Researchers Believe That Originality Turns Out to Be Essential for The Kids in All Fields of Life, especially in a Time of Distress
Last week, a student waited for me after the class just to ask one thing ‘Do I have a unique mind?’ The question was spontaneous, which made me pause for a moment before replying to her question. I gently asked, ‘Dear, what made you ask this question?’ She replied, ‘Sir, I think I am a good student,” she explains thoughtfully, rolling her eyes, ‘but do I have the kind of mind where I can come up with a new and unique thought? Maybe I’m intended to be one of those people who spend their lives listening to what other creative people say.’ I smiled and replied, ‘Not need to worry, dear. Everybody feels that way. Even I sometimes feel that my thoughts are the copied ones, and that is okay. It doesn’t mean that I have a lesser value than any other human being on this earth.’ She smiled back convincingly, and after a bit of talk, we left our Zoom meeting. But this conversation left me with a question, does originality really matter when valuing ourselves or others?
American Psychologist, Adam Grant, discuss in his book Originals: How Non-Conformists Move the World that “originals”: thinkers are the ones who dream up new ideas and take action to put them into the world. He believes that “The greatest originals are the ones who fail the most, because they’re the ones who try the most, and therefore you need a lot of bad ideas to get a few good ones.” But does it mean that to be ‘Original’, you’re now hiring a ‘Life Coach’ who will teach you ‘Creativity’? You can’t teach someone creativity or be unique. No one can sit down and say, ‘Okay, I’ll be visionary, innovative, and original from now onwards. Although anyone can sit down and say, ‘Now I’ll do something unusual and daring.’ Can these people coin themselves as originals?

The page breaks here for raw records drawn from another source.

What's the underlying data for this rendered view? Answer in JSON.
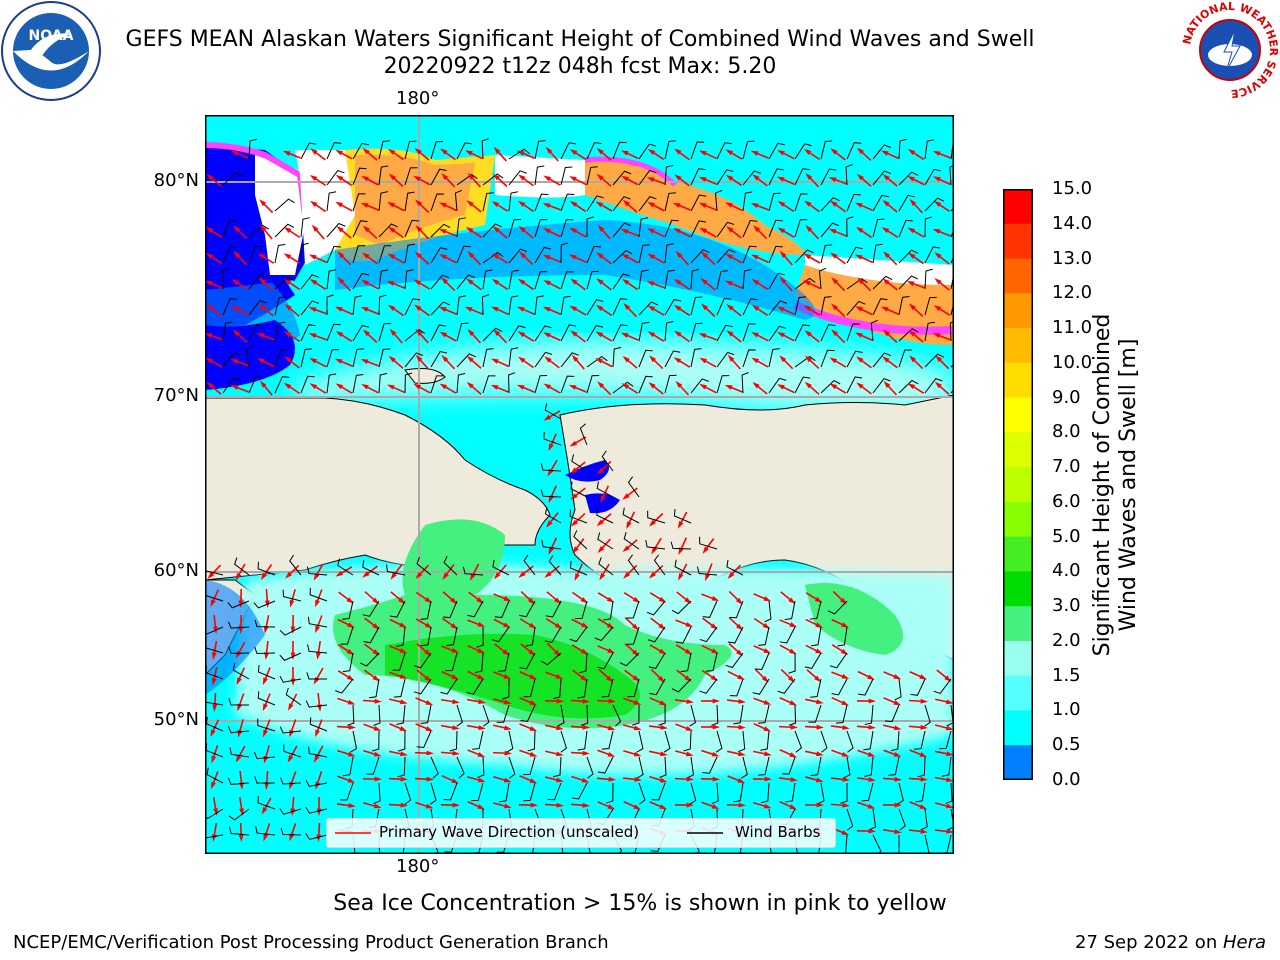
{
  "title": {
    "line1": "GEFS MEAN Alaskan Waters Significant Height of Combined Wind Waves and Swell",
    "line2": "20220922 t12z 048h fcst   Max: 5.20"
  },
  "axes": {
    "lat_labels": [
      "80°N",
      "70°N",
      "60°N",
      "50°N"
    ],
    "lon_label_top": "180°",
    "lon_label_bottom": "180°"
  },
  "colorbar": {
    "label_line1": "Significant Height of Combined",
    "label_line2": "Wind Waves and Swell [m]",
    "ticks": [
      "15.0",
      "14.0",
      "13.0",
      "12.0",
      "11.0",
      "10.0",
      "9.0",
      "8.0",
      "7.0",
      "6.0",
      "5.0",
      "4.0",
      "3.0",
      "2.0",
      "1.5",
      "1.0",
      "0.5",
      "0.0"
    ],
    "colors_top_to_bottom": [
      "#ff0000",
      "#ff3300",
      "#ff6600",
      "#ff9900",
      "#ffbb00",
      "#ffdd00",
      "#ffff00",
      "#ddff00",
      "#bbff00",
      "#88ff00",
      "#44ee22",
      "#00dd00",
      "#44f080",
      "#99ffee",
      "#55ffff",
      "#00ffff",
      "#0080ff",
      "#0000ff"
    ]
  },
  "legend": {
    "primary_wave": "Primary Wave Direction (unscaled)",
    "wind_barbs": "Wind Barbs"
  },
  "note": "Sea Ice Concentration > 15% is shown in pink to yellow",
  "footer": {
    "left": "NCEP/EMC/Verification Post Processing Product Generation Branch",
    "date": "27 Sep 2022 on ",
    "host": "Hera"
  },
  "logos": {
    "noaa": "NOAA",
    "nws_ring": "NATIONAL WEATHER SERVICE"
  },
  "map_colors": {
    "land": "#efebdc",
    "sea_light": "#aafff6",
    "sea_cyan": "#00ffff",
    "sea_blue": "#0080ff",
    "sea_deep": "#0000ff",
    "wave_green": "#44f080",
    "wave_bright": "#00dd00",
    "ice_pink": "#ff44ff",
    "ice_orange": "#ffaa44",
    "ice_yellow": "#ffdd22",
    "arrow": "#ff0000",
    "barb": "#000000",
    "grid": "#aaaaaa"
  }
}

Gina Barreca, PhD, an author and BOT at UConn, believes that originality turns out to be essential in all fields, not only ones regarded as artistic. What we need to do is recognize and cultivate, not seize, and subjugate creativity. We can’t capture it. But we can admire it and feed it. Therefore, the role of teachers and parents become more important to encourage the kids to think original by taking risks and embrace their curiosity. In one of the TED videos, Grant talks about parents should create spaces and cultures of originality to breed new ideas in their kids. One of the biggest mistakes that many parents make is they spend all their time enforcing rules, and they are guilty of this. But the sad thing about rules is that they don’t teach kids to think for themselves. Kids will eventually try to figure out how they can avoid taking risks altogether or take risks to avoid punishment.
What can be done for the kids to think Original?
Grants believe that if parents follow these practices, they can lead adolescents to think out of the box.
- Let your kids procrastinate. Let them decide when to think and when to procrastinate.
- Let them feel fear, only then they can face the realities and change them later.
- Let them experience their bad ideas. Let them try and learn from them.
- Let them speak of their mind first before feeding your own thoughts in their minds.
- Let them do their own chores, and it doesn’t mean you offer them rewards in return. Tell them that’s how humans connect with their core values. Now figure out what core value you connect by doing your own chores by yourself.
- Let them know the ‘Bigger Picture’ of completing any work. The big picture of doing your own chores is not having a neat and clean house. Instead, the big picture is how to respect people and non-living things because they belong to us.
It is a great way to nurture original thinking in kids by taking responsibility for their own actions. Being original or having original thought is not that something cannot be seen or experienced before. It simply means that this has actually been seen before but was never imagined in that outfit.